Barbarella
En l’an 40’000, l’intrépide Barbarella parcourt la galaxie pour retrouver un savant dont l’invention menace l’équilibre de l’univers.
Entre science-fiction pop, humour et fantaisie psychédélique, Barbarella est devenu un film culte. Jane Fonda déploie ici un charme irrésistible qui a marqué durablement l’imaginaire populaire.

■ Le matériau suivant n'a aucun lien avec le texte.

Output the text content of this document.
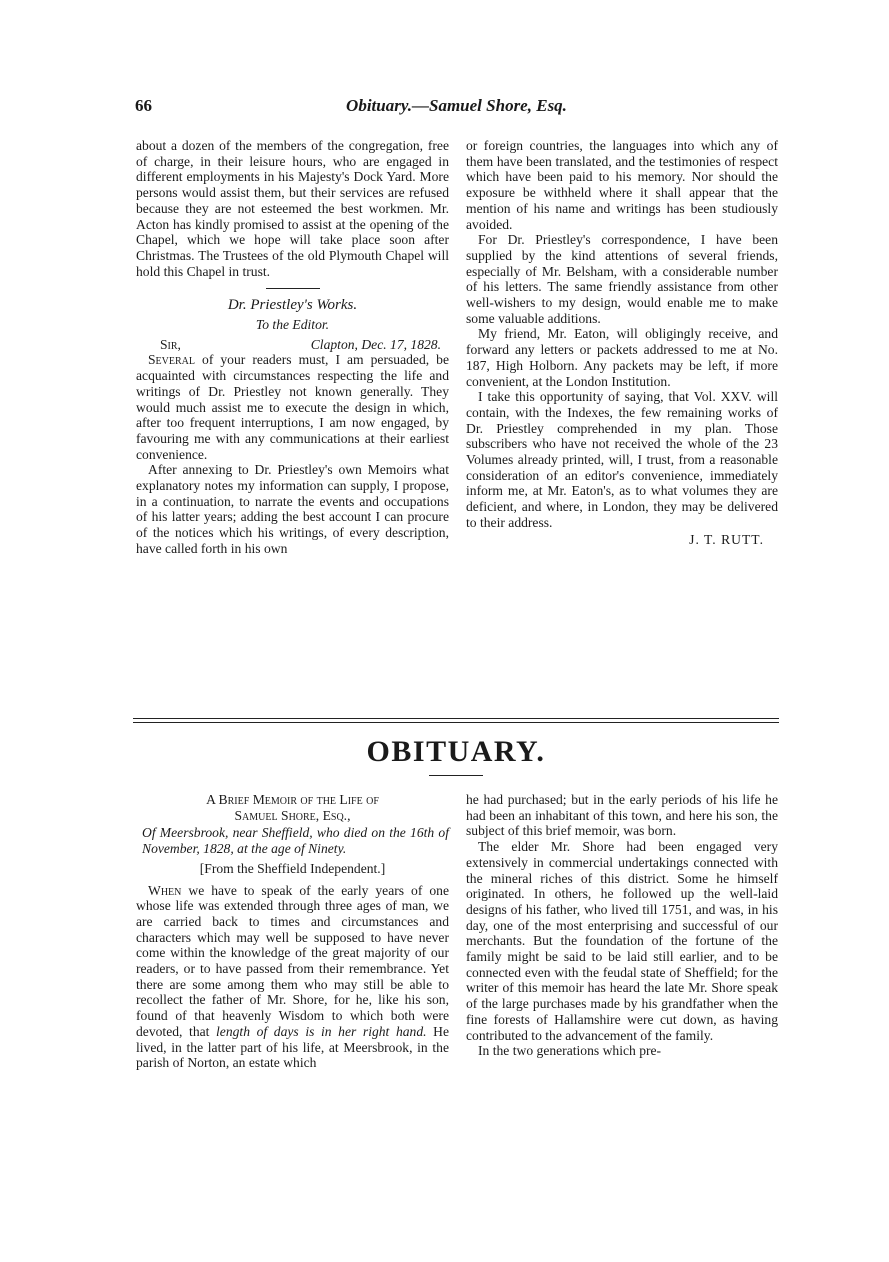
66	Obituary.—Samuel Shore, Esq.

about a dozen of the members of the congregation, free of charge, in their leisure hours, who are engaged in different employments in his Majesty's Dock Yard. More persons would assist them, but their services are refused because they are not esteemed the best workmen. Mr. Acton has kindly promised to assist at the opening of the Chapel, which we hope will take place soon after Christmas. The Trustees of the old Plymouth Chapel will hold this Chapel in trust.

Dr. Priestley's Works.
To the Editor.
Sir,	Clapton, Dec. 17, 1828.

Several of your readers must, I am persuaded, be acquainted with circumstances respecting the life and writings of Dr. Priestley not known generally. They would much assist me to execute the design in which, after too frequent interruptions, I am now engaged, by favouring me with any communications at their earliest convenience.

After annexing to Dr. Priestley's own Memoirs what explanatory notes my information can supply, I propose, in a continuation, to narrate the events and occupations of his latter years; adding the best account I can procure of the notices which his writings, of every description, have called forth in his own

or foreign countries, the languages into which any of them have been translated, and the testimonies of respect which have been paid to his memory. Nor should the exposure be withheld where it shall appear that the mention of his name and writings has been studiously avoided.

For Dr. Priestley's correspondence, I have been supplied by the kind attentions of several friends, especially of Mr. Belsham, with a considerable number of his letters. The same friendly assistance from other well-wishers to my design, would enable me to make some valuable additions.

My friend, Mr. Eaton, will obligingly receive, and forward any letters or packets addressed to me at No. 187, High Holborn. Any packets may be left, if more convenient, at the London Institution.

I take this opportunity of saying, that Vol. XXV. will contain, with the Indexes, the few remaining works of Dr. Priestley comprehended in my plan. Those subscribers who have not received the whole of the 23 Volumes already printed, will, I trust, from a reasonable consideration of an editor's convenience, immediately inform me, at Mr. Eaton's, as to what volumes they are deficient, and where, in London, they may be delivered to their address.

J. T. RUTT.
OBITUARY.
A Brief Memoir of the Life of
Samuel Shore, Esq.,

Of Meersbrook, near Sheffield, who died on the 16th of November, 1828, at the age of Ninety.

[From the Sheffield Independent.]

When we have to speak of the early years of one whose life was extended through three ages of man, we are carried back to times and circumstances and characters which may well be supposed to have never come within the knowledge of the great majority of our readers, or to have passed from their remembrance. Yet there are some among them who may still be able to recollect the father of Mr. Shore, for he, like his son, found of that heavenly Wisdom to which both were devoted, that length of days is in her right hand. He lived, in the latter part of his life, at Meersbrook, in the parish of Norton, an estate which

he had purchased; but in the early periods of his life he had been an inhabitant of this town, and here his son, the subject of this brief memoir, was born.

The elder Mr. Shore had been engaged very extensively in commercial undertakings connected with the mineral riches of this district. Some he himself originated. In others, he followed up the well-laid designs of his father, who lived till 1751, and was, in his day, one of the most enterprising and successful of our merchants. But the foundation of the fortune of the family might be said to be laid still earlier, and to be connected even with the feudal state of Sheffield; for the writer of this memoir has heard the late Mr. Shore speak of the large purchases made by his grandfather when the fine forests of Hallamshire were cut down, as having contributed to the advancement of the family.

In the two generations which pre-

Dans le cadre de la rétrospective Les Étoiles
Après Et dieu créa la femme, ce n'est pourtant pas la Bardot super-woman de Gainsbourg que Roger Vadim invite dans son adaptation de la bande dessinée érotico-soft, Barbarella. Jane Fonda, sa nouvelle conquête de l'époque, sera celle qui prendra les traits en 1968 de l'héroïne inter-galactique créée par Jean-Claude Forest, et qui, d'aventures en aventures, sauvera l'univers de la menace d'une nouvelle arme destructrice: le Polyrayon 4. Sommet du kitch pour certains, objet de culte pour d'autres, Barbarella est le film de Jane Fonda. De tous les plans, de toutes les positions, elle ballade sa moue boudeuse et ses yeux amusés d'un coin à l'autre de la galaxie (...)
Si Vadim est bien le réalisateur, c'est sa femme qui tient le film.